Era el naturalista de Delft Leeuwenhoeck, desde 1675 en adelante, y gracias a los primeros microscopios que acababa de hacer, quien primero reconoció la existencia de organismos vivos cuya pequeñez había desafiado la sabiduría de los curiosos de la naturaleza.

Para determinar su tamaño, los comparó con un grano de polvo de un cuarto de milímetro, examinando ambos objetos con la misma lente. A pesar de la gran imperfección de sus procedimientos de observación, reconoció y describió sumariamente lo que, según sus descripciones, más tarde se podrá identificar con varias especies de Bacterias.

Informó de su presencia en agua

Informó de su presencia en agua, infusiones vegetales, en el intestino de moscas, ranas, pollo, en la materia intestinal de los humanos, donde reconoció muy bien su notable aumento en casos de diarrea, primer suplemento a la patología humana, en el sarro dental y en la saliva. Describió formas en bastones, filamentos largos rectos o curvos, sacacorchos; varios de ellos le mostraron movimientos muy obvios.

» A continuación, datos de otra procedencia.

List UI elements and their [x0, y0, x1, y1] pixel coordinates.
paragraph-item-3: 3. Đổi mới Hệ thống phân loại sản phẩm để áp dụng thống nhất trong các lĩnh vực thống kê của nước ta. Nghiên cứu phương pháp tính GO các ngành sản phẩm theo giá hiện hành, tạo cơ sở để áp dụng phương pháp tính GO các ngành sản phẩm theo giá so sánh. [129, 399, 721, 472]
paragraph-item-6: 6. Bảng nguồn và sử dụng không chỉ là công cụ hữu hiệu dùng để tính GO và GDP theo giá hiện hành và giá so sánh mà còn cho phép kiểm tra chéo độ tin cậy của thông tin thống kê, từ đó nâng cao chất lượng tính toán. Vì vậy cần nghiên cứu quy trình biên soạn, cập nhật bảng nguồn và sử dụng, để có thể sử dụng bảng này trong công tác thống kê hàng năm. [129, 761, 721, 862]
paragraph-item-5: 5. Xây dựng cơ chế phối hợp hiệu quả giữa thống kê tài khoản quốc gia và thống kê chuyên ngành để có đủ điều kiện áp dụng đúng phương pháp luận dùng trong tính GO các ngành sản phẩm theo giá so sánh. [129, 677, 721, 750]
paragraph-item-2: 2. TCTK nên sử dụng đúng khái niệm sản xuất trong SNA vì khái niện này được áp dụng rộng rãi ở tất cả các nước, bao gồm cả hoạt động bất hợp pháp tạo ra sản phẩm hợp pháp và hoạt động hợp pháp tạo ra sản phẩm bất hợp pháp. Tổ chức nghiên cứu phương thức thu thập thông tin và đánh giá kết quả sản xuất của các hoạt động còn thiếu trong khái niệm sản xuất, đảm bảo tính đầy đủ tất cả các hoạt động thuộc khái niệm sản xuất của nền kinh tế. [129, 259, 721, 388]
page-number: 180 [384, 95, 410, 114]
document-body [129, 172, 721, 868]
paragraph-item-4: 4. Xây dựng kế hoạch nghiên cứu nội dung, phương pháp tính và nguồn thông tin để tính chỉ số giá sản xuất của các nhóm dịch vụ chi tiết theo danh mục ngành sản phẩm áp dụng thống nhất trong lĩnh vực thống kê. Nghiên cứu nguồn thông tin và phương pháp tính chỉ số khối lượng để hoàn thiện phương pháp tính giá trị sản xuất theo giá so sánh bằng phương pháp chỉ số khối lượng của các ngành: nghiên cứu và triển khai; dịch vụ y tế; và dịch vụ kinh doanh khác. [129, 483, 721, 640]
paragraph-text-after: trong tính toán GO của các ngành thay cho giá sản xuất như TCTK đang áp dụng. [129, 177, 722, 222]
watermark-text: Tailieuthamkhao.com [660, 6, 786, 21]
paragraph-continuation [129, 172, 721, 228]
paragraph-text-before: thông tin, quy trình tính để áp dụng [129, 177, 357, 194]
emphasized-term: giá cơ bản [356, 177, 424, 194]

Tomó estos organismos para los animales y este punto de vista prevaleció en la mayoría de las micrografías hasta la segunda mitad del siglo XIX, pero fue mucho para el tiempo y sobre todo los medios imperfectos de investigación que Leeuwenhoeck tenía a su disposición, por lo que realmente no sabemos qué admirar, la novedad y claridad de los resultados anunciados o la habilidad del experimentador.

Leeuwenhoeck

Después de Leeuwenhoeck, el estudio de estos organismos micoscópicos fue abandonado, y el uso del simple microscopio hizo muy difícil su observación.

Müller

El descubrimiento del microscopio compuesto fue un gran paso adelante para esta parte de las ciencias naturales. Otto Frédéric Müller (Vermium terrestrium et fluviatilium historia, 1774, y Animalcula infusoria fluviatilia et marina, 1786) la aplicó primero al conocimiento de lo que él llamó infusoires.

Consiguió poner un orden relativo en este desorden de seres microscópicos, que el gran Linneo mismo había pensado que tenía que dejar de lado y para el cual había creado su género Caos, verdadero caput mortuum donde se reunían organismos vivos y cosas muy disímiles, admitiendo simplemente su ignorancia en esta parte.

45 especies de organismos microscópicos

Müller describe un total de 45 especies de organismos microscópicos, que divide en los géneros Monas y Vibrio, cuyos nombres aún sobreviven. Las especies del género Monas, incompletamente descritas y mal representadas, no son fácilmente reconocibles; dos de estas especies, de las diez que contiene, son ciertamente bacterias cortas en palos. En el género Vibrio, describe treinta y una especies, de las cuales sólo seis son verdaderas Bacterias. Encontramos allí reunidas algas Diatomáceas.